Apple's iTunes pricing scheme will never happen

Apple may be trying out a new pricing scheme for iTunes, but as Don Reisinger points out, the chances of that happening are slim, at best.

Don Reisinger
Don Reisinger
Former CNET contributor Don Reisinger is a technology columnist who has covered everything from HDTVs to computers to Flowbee Haircut Systems. Besides his work with CNET, Don's work has been featured in a variety of other publications including PC World and a host of Ziff-Davis publications.
3 min read

In a report that has sent shock waves throughout the entire Apple community, the Financial Times is reporting that Steve Jobs and company may be trying to coax record labels into allowing the firm to sell an unlimited number of iTunes songs as long as consumers pay a premium on iPods and iPhones.

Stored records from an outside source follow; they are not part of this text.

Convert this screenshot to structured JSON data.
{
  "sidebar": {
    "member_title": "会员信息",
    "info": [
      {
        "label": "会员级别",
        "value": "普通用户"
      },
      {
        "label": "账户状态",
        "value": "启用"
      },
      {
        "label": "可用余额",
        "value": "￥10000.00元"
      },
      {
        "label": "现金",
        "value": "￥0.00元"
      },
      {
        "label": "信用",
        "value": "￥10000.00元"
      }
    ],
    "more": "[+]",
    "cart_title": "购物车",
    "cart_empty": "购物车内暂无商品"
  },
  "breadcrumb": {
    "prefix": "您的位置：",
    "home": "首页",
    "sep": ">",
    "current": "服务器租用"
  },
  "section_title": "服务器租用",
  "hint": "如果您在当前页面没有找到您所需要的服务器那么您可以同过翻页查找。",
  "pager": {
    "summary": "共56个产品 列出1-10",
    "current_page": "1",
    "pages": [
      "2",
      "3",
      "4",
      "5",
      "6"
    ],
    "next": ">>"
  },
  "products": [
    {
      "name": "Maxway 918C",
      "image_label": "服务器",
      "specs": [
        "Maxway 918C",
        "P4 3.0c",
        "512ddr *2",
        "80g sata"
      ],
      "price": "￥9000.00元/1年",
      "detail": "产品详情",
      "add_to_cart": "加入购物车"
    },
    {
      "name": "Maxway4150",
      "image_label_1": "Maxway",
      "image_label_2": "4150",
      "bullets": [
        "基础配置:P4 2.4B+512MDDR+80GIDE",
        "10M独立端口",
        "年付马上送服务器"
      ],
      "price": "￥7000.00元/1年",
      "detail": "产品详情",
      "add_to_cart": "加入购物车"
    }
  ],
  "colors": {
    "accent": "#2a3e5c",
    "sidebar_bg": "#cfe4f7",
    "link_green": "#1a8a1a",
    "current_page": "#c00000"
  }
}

And while that may sound great to some (myself included), it'll never happen.

Unfortunately, we are currently limping through an era where common sense is always a second thought and record labels will do anything they can to ensure consumers are kept under their thumbs.

Sure, the idea of unlimited iTunes music downloads sounds great and it would probably ensure that Amazon and other services would die a slow and agonizing death, but common sense must prevail in this discussion and as far as I can tell, there's no chance any such a deal can be struck between record labels and Apple.

And here's why.

Simply put, the record labels hate Apple. In fact, the companies hate Apple so much, they snubbed Steve Jobs in his attempt to get DRM-free music on iTunes and followed Amazon down the path first. Aside from that, they've consistently rebuffed his attempts to lower song prices to a more suitable level and they've done all they can to ensure that Apple's power doesn't allow it to control their every move.

All the while, the record labels have single-handedly shown the world that they don't care about consumers and they most certainly couldn't care less about the artists. Aside from that, these record labels have consistently gone out of their way to solidify themselves as the very lowest of the low in their inexorable drive for greater profits at the expense of you and I.

Realizing this, why would any record label agree to a deal that would give Apple unlimited access to its library and receive only a set fee from the premium consumers pay for the devices?

Of course, those close to the negotiations have said that Apple and the record labels can't come to a deal because of the former's worries over exactly how much it would be forced to pay for a library of songs. Gee, you think?

Chances are, the record labels and Apple are sitting in a room somewhere and each time Apple throws out a figure, the record labels double it. Yep, that sounds about right.

More than likely, the result of these negotiations will have nothing to do with unlimited access to the iTunes store after paying a premium on hardware. If anything, Apple will probably strike a deal where consumers will be forced to pay a monthly subscription fee for unlimited downloads to be more competitive in the market.

That said, Apple is currently in talks with record labels over that as well. And according to those close to the proceedings, the record labels and Apple have only come to an agreement that customers can keep 40-50 tracks per year and would be willing to pay no more than $7-$8 per month for the subscription service.

What a crock. If true, look for a mass upheaval from serious music lovers who look at that and say, "what if I want 51 songs?"

Suffice it to say, none of these plans are worthwhile and the chances of either of them happening are slim. But in the slight chance that one slips through the cracks, look for the service to be locked down to an untenable level and the record labels to be laughing all the way to the bank.

The problem here is not Apple; I truly believe the company wants what's best for consumers as long as it can turn a profit. The real problem here is the record labels and they will continue to make our lives far more difficult than they should be because of their insatiable desire to limit our chances of getting what we want, how we want, when we want.

It's a sad day for the music industry and it looks like things will only get worse.